From: “Amanda Walker” <amanda@intercon.com>
To: cypherpunks@toad.com
Message Hash: 9718ee6351d254d010221a79e35381f2e730db36540171843f3c5f78668902d9
Message ID: <9412131046.AA05938@amanda.dial.intercon.com>
Reply To: N/A
UTC Datetime: 1994-12-13 15:46:45 UTC
Raw Date: Tue, 13 Dec 94 07:46:45 PST
From: "Amanda Walker" <amanda@intercon.com>
Date: Tue, 13 Dec 94 07:46:45 PST
To: cypherpunks@toad.com
Subject: Re: HTTP security
Message-ID: <9412131046.AA05938@amanda.dial.intercon.com>
MIME-Version: 1.0
Content-Type: text/plain
> This seems a very relevant criticism: Has Amanda, or anyone else
> proposed an extension to HTML that would incorporate such things?
Actually, it's not an extension to HTML, but to MIME (whose formats HTTP uses
top tag and label data), and it just went to Proposed Standard (the last step
before Internet Standard).
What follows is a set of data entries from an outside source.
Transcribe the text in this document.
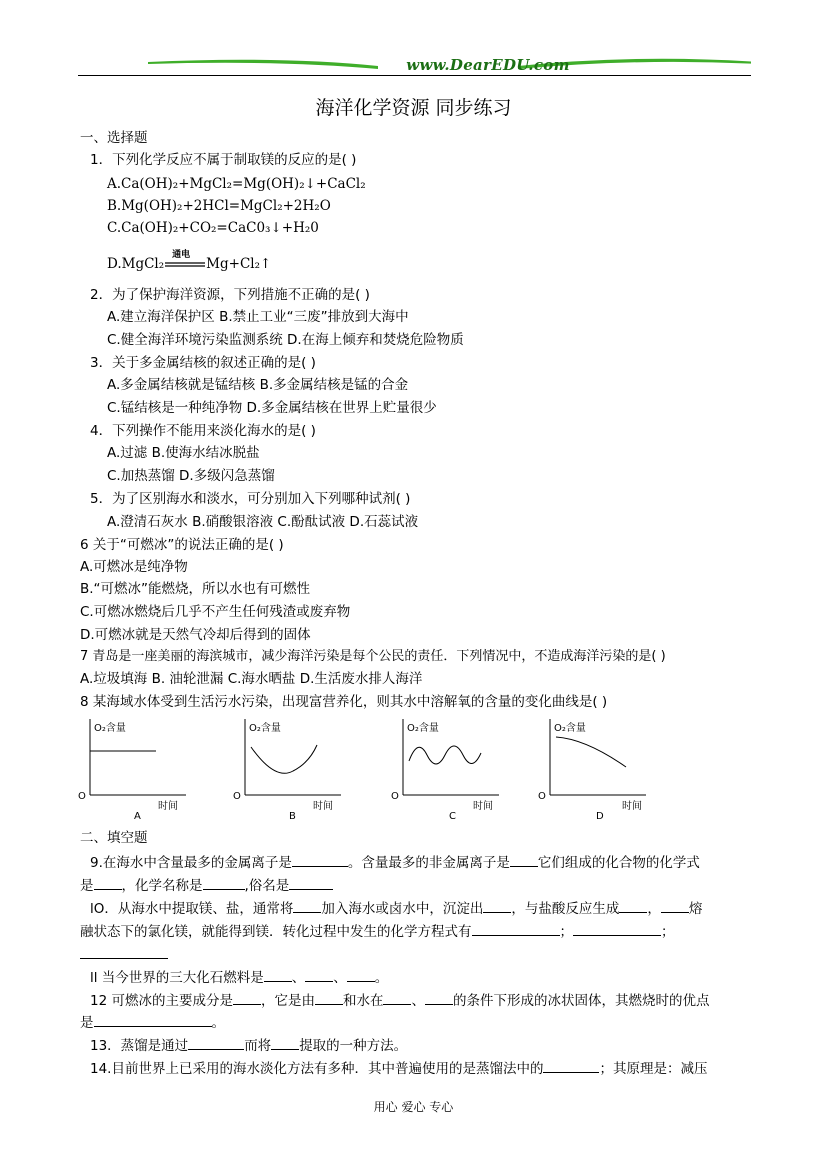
www.DearEDU.com
海洋化学资源 同步练习
一、选择题
1．下列化学反应不属于制取镁的反应的是( )
A.Ca(OH)₂+MgCl₂=Mg(OH)₂↓+CaCl₂
B.Mg(OH)₂+2HCl=MgCl₂+2H₂O
C.Ca(OH)₂+CO₂=CaC0₃↓+H₂0
D.MgCl₂
通电
Mg+Cl₂↑
2．为了保护海洋资源，下列措施不正确的是( )
A.建立海洋保护区 B.禁止工业“三废”排放到大海中
C.健全海洋环境污染监测系统 D.在海上倾弃和焚烧危险物质
3．关于多金属结核的叙述正确的是( )
A.多金属结核就是锰结核 B.多金属结核是锰的合金
C.锰结核是一种纯净物 D.多金属结核在世界上贮量很少
4．下列操作不能用来淡化海水的是( )
A.过滤 B.使海水结冰脱盐
C.加热蒸馏 D.多级闪急蒸馏
5．为了区别海水和淡水，可分别加入下列哪种试剂( )
A.澄清石灰水 B.硝酸银溶液 C.酚酞试液 D.石蕊试液
6 关于“可燃冰”的说法正确的是( )
A.可燃冰是纯净物
B.“可燃冰”能燃烧，所以水也有可燃性
C.可燃冰燃烧后几乎不产生任何残渣或废弃物
D.可燃冰就是天然气冷却后得到的固体
7 青岛是一座美丽的海滨城市，减少海洋污染是每个公民的责任．下列情况中，不造成海洋污染的是( )
A.垃圾填海 B. 油轮泄漏 C.海水晒盐 D.生活废水排人海洋
8 某海域水体受到生活污水污染，出现富营养化，则其水中溶解氧的含量的变化曲线是( )
O₂含量
O
时间
A
O₂含量
O
时间
B
O₂含量
O
时间
C
O₂含量
O
时间
D
二、填空题
9.在海水中含量最多的金属离子是	。含量最多的非金属离子是 它们组成的化合物的化学式
是 ，化学名称是	,俗名是
lO．从海水中提取镁、盐，通常将 加入海水或卤水中，沉淀出 ，与盐酸反应生成 ， 熔
融状态下的氯化镁，就能得到镁．转化过程中发生的化学方程式有	；	；
ll 当今世界的三大化石燃料是 、 、 。
12 可燃冰的主要成分是 ，它是由 和水在 、 的条件下形成的冰状固体，其燃烧时的优点
是	。
13．蒸馏是通过	而将 提取的一种方法。
14.目前世界上已采用的海水淡化方法有多种．其中普遍使用的是蒸馏法中的	；其原理是：减压
用心 爱心 专心
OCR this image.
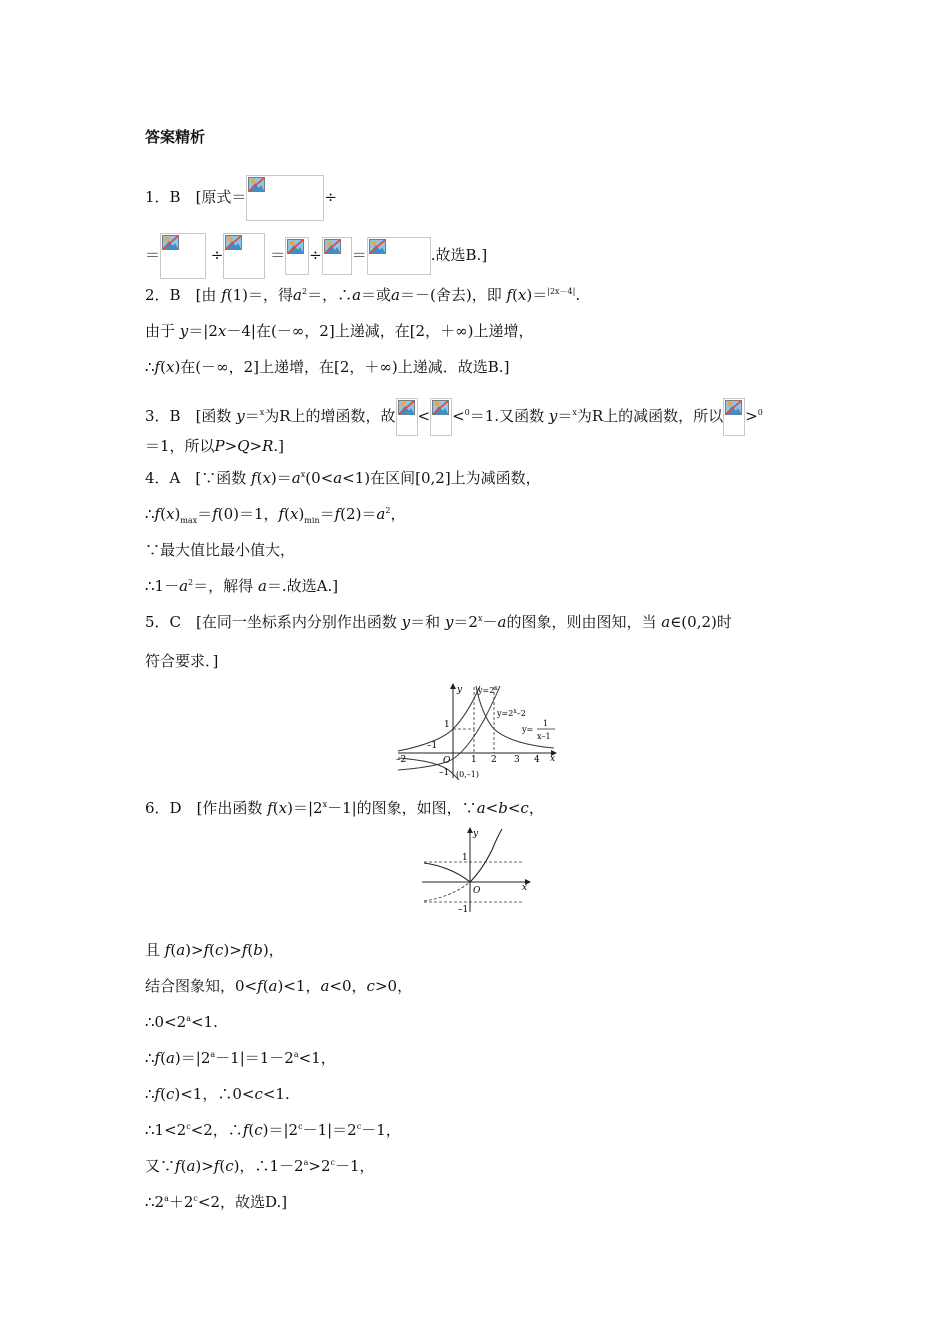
答案精析
1．B　[原式＝	÷
＝	÷	＝ ÷ ＝	.故选B.]
2．B　[由 f(1)＝，得$a^2=$，∴a＝或a＝－(舍去)，即 f(x)＝$^{|2x-4|}$.
由于 y＝|2x－4|在(－∞，2]上递减，在[2，＋∞)上递增，
∴f(x)在(－∞，2]上递增，在[2，＋∞)上递减．故选B.]
3．B　[函数 y＝$^x$为R上的增函数，故 < <$^0$＝1.又函数 y＝$^x$为R上的减函数，所以 >$^0$
＝1，所以P>Q>R.]
4．A　[∵函数 $f(x)=a^x(0<a<1)$在区间[0,2]上为减函数，
$\therefore f(x)_{max}=f(0)=1$，$f(x)_{min}=f(2)=a^2$，
∵最大值比最小值大，
$\therefore 1-a^2=$，解得 a＝.故选A.]
5．C　[在同一坐标系内分别作出函数 y＝和 $y=2^x-a$的图象，则由图知，当 a∈(0,2)时
符合要求．]
y
x
O
$y=2^x$
$y=2^x-2$
y=
1
x–1
–2
–1
1 2 3 4
1
–1 (0,–1)
6．D　[作出函数 $f(x)=|2^x-1|$的图象，如图，∵a<b<c，
y
x
O
1
–1
且 f(a)>f(c)>f(b)，
结合图象知，0<f(a)<1，a<0，c>0，
$\therefore 0<2^a<1$.
$\therefore f(a)=|2^a-1|=1-2^a<1$，
∴f(c)<1，∴0<c<1.
$\therefore 1<2^c<2$，$\therefore f(c)=|2^c-1|=2^c-1$，
又∵f(a)>f(c)，$\therefore 1-2^a>2^c-1$，
$\therefore 2^a+2^c<2$，故选D.]
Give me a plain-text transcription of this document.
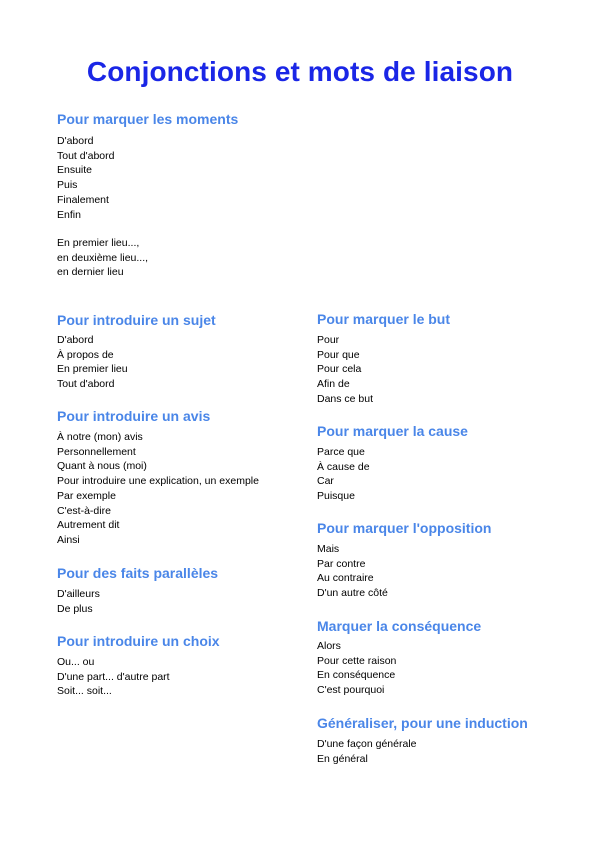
Conjonctions et mots de liaison
Pour marquer les moments
D'abord
Tout d'abord
Ensuite
Puis
Finalement
Enfin
En premier lieu...,
en deuxième lieu...,
en dernier lieu
Pour introduire un sujet
D'abord
À propos de
En premier lieu
Tout d'abord
Pour introduire un avis
À notre (mon) avis
Personnellement
Quant à nous (moi)
Pour introduire une explication, un exemple
Par exemple
C'est-à-dire
Autrement dit
Ainsi
Pour des faits parallèles
D'ailleurs
De plus
Pour introduire un choix
Ou... ou
D'une part... d'autre part
Soit... soit...
Pour marquer le but
Pour
Pour que
Pour cela
Afin de
Dans ce but
Pour marquer la cause
Parce que
À cause de
Car
Puisque
Pour marquer l'opposition
Mais
Par contre
Au contraire
D'un autre côté
Marquer la conséquence
Alors
Pour cette raison
En conséquence
C'est pourquoi
Généraliser, pour une induction
D'une façon générale
En général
The MIME multipart/signed and multipart/encrypted
body parts allow anything using MIME encapsulation to sign and/or encrypt
arbitrary body parts. Since it's at the document layer, it requires no
special transport software, works with existing proxies and caching servers,
and allows secure HTTP software to share code with secure email software
(since it would use exactly the same formats). The framework is general
enough to allow use with either PEM-compliant signatures and encryption or
others (such as PGP). I believe that can also be used with symmetric key
management, which could be useful for special purpose applications.
EInet's secure SHTTP proposal is also an end-to-end security framework.